Complete Your Full Loan Application Package
Once you’ve identified a bank, banks or packaging service provider you want to work with, it’s time to put together your complete loan application package. While the application itself does vary with each lender, here’s an overview of what’s typically included in a complete loan application:
- Bank application form. Unless you’re working with a packaging provider, this form will look different for each lender. You should obtain this form directly from the bank you are working with.
- Form 413: Personal Financial Statement. Each proprietor, partner, managing member or owner needs to complete this form.
- Form 1919: Borrower Information Form. This form providers personal information and facilitates a background check. Each proprietor, partner, managing member or owner needs to complete this form.
- Three years of personal tax returns.
- Professional resume. Include a resume for each proprietor, partner, managing member or owner.

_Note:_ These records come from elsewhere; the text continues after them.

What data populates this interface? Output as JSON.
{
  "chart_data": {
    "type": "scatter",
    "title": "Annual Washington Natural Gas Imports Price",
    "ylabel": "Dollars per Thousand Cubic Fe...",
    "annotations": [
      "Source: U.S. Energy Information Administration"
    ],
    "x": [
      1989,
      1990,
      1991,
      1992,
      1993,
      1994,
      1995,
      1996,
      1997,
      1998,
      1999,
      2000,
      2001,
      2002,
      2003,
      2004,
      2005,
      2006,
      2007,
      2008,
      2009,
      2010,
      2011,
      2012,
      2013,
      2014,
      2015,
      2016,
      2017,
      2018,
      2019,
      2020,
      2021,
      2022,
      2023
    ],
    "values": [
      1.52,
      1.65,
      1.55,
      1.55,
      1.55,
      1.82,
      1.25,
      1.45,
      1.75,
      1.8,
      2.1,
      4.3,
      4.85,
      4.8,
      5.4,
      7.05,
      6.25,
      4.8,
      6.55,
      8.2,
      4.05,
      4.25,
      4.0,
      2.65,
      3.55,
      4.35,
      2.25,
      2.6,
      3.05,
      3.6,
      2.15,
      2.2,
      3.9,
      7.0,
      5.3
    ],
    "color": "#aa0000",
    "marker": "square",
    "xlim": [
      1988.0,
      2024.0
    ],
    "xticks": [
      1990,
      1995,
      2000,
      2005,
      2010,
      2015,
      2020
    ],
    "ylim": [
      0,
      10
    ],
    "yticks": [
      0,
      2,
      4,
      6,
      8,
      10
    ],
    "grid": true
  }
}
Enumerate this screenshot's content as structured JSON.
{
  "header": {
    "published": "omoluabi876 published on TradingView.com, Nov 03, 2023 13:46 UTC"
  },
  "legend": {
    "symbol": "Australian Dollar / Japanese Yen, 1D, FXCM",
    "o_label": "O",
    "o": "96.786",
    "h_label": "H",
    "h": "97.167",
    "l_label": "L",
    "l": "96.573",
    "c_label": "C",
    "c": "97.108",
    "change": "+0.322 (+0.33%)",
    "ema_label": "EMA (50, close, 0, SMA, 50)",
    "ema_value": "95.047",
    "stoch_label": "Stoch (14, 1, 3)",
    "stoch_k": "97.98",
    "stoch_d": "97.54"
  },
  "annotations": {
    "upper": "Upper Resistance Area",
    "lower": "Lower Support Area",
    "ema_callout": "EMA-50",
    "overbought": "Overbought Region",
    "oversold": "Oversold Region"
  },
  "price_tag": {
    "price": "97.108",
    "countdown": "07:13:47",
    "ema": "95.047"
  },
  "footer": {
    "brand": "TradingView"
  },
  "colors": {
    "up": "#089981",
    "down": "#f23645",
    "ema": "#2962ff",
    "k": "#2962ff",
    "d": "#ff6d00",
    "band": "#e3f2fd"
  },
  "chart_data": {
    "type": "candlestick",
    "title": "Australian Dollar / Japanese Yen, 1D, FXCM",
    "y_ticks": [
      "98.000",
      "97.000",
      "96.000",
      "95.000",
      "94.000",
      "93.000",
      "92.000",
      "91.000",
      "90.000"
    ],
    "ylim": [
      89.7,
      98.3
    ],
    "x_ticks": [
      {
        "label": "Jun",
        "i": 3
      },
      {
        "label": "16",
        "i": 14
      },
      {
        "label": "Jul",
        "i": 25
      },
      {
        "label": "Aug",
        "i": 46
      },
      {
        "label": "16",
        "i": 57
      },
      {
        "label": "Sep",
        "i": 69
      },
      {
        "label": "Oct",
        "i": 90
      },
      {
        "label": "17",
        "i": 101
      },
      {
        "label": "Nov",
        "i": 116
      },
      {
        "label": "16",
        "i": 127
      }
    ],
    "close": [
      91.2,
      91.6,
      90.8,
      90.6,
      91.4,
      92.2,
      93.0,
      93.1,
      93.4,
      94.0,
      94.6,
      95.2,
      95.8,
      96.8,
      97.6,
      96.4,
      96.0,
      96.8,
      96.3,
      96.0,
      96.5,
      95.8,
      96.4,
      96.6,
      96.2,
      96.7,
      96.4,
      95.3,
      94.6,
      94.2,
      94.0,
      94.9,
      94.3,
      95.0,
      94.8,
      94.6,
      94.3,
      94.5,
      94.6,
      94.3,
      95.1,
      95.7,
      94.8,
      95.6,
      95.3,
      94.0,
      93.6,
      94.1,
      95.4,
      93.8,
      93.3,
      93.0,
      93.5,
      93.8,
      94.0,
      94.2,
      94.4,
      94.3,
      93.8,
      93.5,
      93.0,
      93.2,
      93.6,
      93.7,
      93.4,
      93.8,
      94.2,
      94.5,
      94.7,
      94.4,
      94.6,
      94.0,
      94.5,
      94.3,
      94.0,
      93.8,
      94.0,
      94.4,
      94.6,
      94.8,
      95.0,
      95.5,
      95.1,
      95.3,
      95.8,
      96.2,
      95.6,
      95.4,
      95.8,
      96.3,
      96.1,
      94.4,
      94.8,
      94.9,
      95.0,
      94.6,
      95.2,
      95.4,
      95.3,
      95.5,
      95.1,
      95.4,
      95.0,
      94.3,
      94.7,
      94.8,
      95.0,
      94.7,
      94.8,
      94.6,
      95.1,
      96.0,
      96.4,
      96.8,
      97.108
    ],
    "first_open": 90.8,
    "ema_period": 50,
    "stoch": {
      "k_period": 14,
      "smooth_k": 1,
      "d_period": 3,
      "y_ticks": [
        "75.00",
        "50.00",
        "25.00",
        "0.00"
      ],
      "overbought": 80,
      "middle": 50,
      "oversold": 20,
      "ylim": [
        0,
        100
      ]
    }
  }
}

- Copy of a driver’s license. Include identification for each proprietor, partner, managing member or owner.
- Business plan. Check out Chapter 2 for more information on writing a complete business plan.
- Business tax returns. If funding or purchasing an existing business, include three years of business tax returns.
Underwriting With the Bank
Once your complete loan application is submitted, the next step is underwriting. During underwriting the lender reviews the information in your application, pulls your credit, and determines your strength as a borrower by analyzing the likely risks and benefits of lending you money. If you’re working with a preferred lender, the bank has someone internally review and potentially approve the loan. If working with a bank not on the preferred lender list, once the application passed through internal underwriting, the information will also be sent to the SBA for additional review.
It’s important to note that the underwriting process is not a speedy one. The minimum amount of time for a lender to review your application is 60 to 90 days. This timeline can also be extended if the lender asks you for additional information, which is not uncommon. Third party packagers function as a liaison during this process to keep things moving forward.
If your loan is approved in the underwriting process (yay!), the next step is closing. Closing is a process all its own and adds another 90 days to the overall timeline, but is the final step in SBA funding. Here’s a checklist of common items that need to be provided to a lender during closing:
- Proof of down payment funds.
- Entity documentation.
- Franchisor agreement (if applicable).
- Lease or property ownership information.
- Business insurance.
- Contractor contact information.
There’s a lot going on during throughout the SBA lending process, especially when you’re also working to start your business. The keys to success are understating each step, finding a lender who meets your needs and staying organized from start to finish.